IMO and IME,
POSSIBLY. I won't claim to be an 'expert' but I do work in the field.
Sorry this is long but I've been wanting to get it out and this question has been asked 100x and I have minute so here you go -
The officer was seriously mistaken in the legal definition of
"Primary aggressor" - The individual who poses the most serious, ongoing threat who might not be the initial aggressor in a specific incident.
This is on every DV training I've ever seen for LE though the wording may vary slightly.
The job of LE in a DV call isn't simply to evaluate what happened in that specific incident but to ALSO evaluate what is going
before and after such incidents and in the relationship as a whole. Who and what is causing the escalation of violence. Protocol for LE on DV calls includes lengthy instruction on how to evaluate for co-occurring crime.
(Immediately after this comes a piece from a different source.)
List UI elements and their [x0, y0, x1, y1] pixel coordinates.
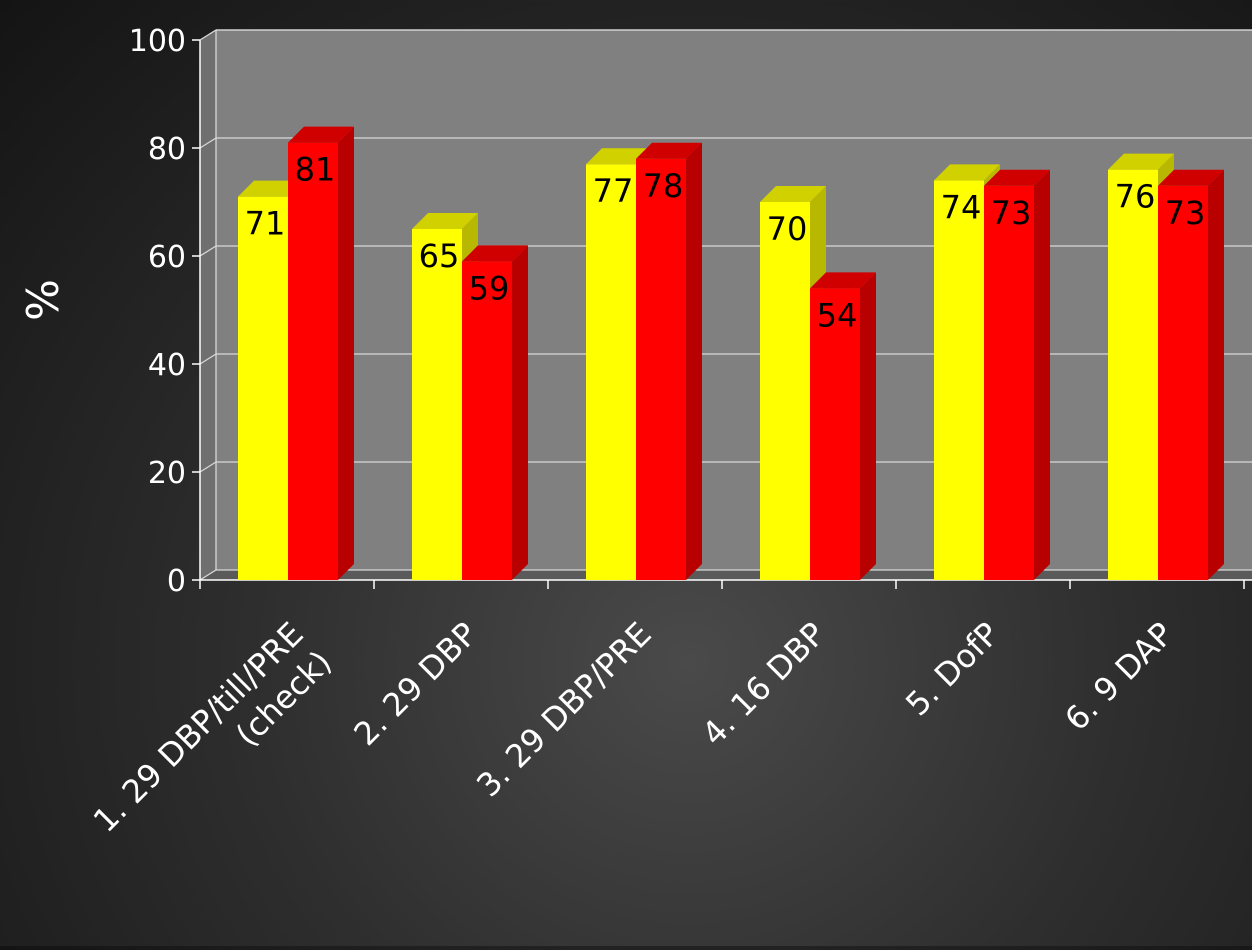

Did they even ASK if they had any weapons in the van? Did they ask if BL scares her? Did they ask if she feels safe with him in the van? Did they ask about escalation? Verbal harassment (ie; does he call you names?) Sexual abuse? Why was locking her out of the van in the desert 1000s of miles away from her support network not considered a serious threat in itself? Him attempting to lock her out should be considered primary aggression. If he's threatening to lock her out and leave her - he clearly is the one that is posing the most serious and ongoing threat. Through that lens GP's actions in scratching at him become reactive abuse. Her emotional state becomes abuse victim rather than a mental health episode.
In addition - ignoring GP's claims of how he grabbed her face is against every single bit of DV training that exists. She should have been GRILLED on that. Does he grab her face often? Has he
ever (not just that day) grabbed her throat or even put his hand around it? Has he ever choked her or held her down by her neck? Victims who have been choked once are 750 percent more likely to be killed by their abusers.
So aside from correctly evaluating what should they have done?
Had a victim advocate respond. It's imperative in DV situations that there is victim centered and trauma informed support. I do believe that if GP had been given access to a good advocate it's quite possible that she would have revealed more and that advocate could have given her resources and/or connected her with family in order to get her out of the situation. An advocate along with LE can give a victim assurance that if they WANT to get away from the person that they will work in conjunction to make sure that happens (including helping to obtain financial assistance where needed) in a safe manner and that the abuser will not be able to get to them.
As it was GP was left with the knowledge that he was going to be right back with her the next day and it was further framed as "she was in trouble". NO WAY was she going to report anything at that stage. That's about the most terrifying thing a victim of DV can be told. "We're going to separate you ... (heart soars) ... for the night (utter terror)."
And OF COURSE it's possible that GP would have gone right back to BL even with a victim advocate and all the empowerment in the world involved. But it's ALSO possible that with victim centered support she would have been empowered to leave the situation and it would have turned out quite differently.
And if you want to dive into how well victim advocacy /outreach works (
https://www.ojp.gov/pdffiles1/nij/grants/238480.pdf ) See the link.
I also attached an image from said link. When women who live with their abuser are
assigned to outreach programs a guilty verdict is entered in court 100% of the time. That falls to 33-59% with referral advocacy or no outreach programs.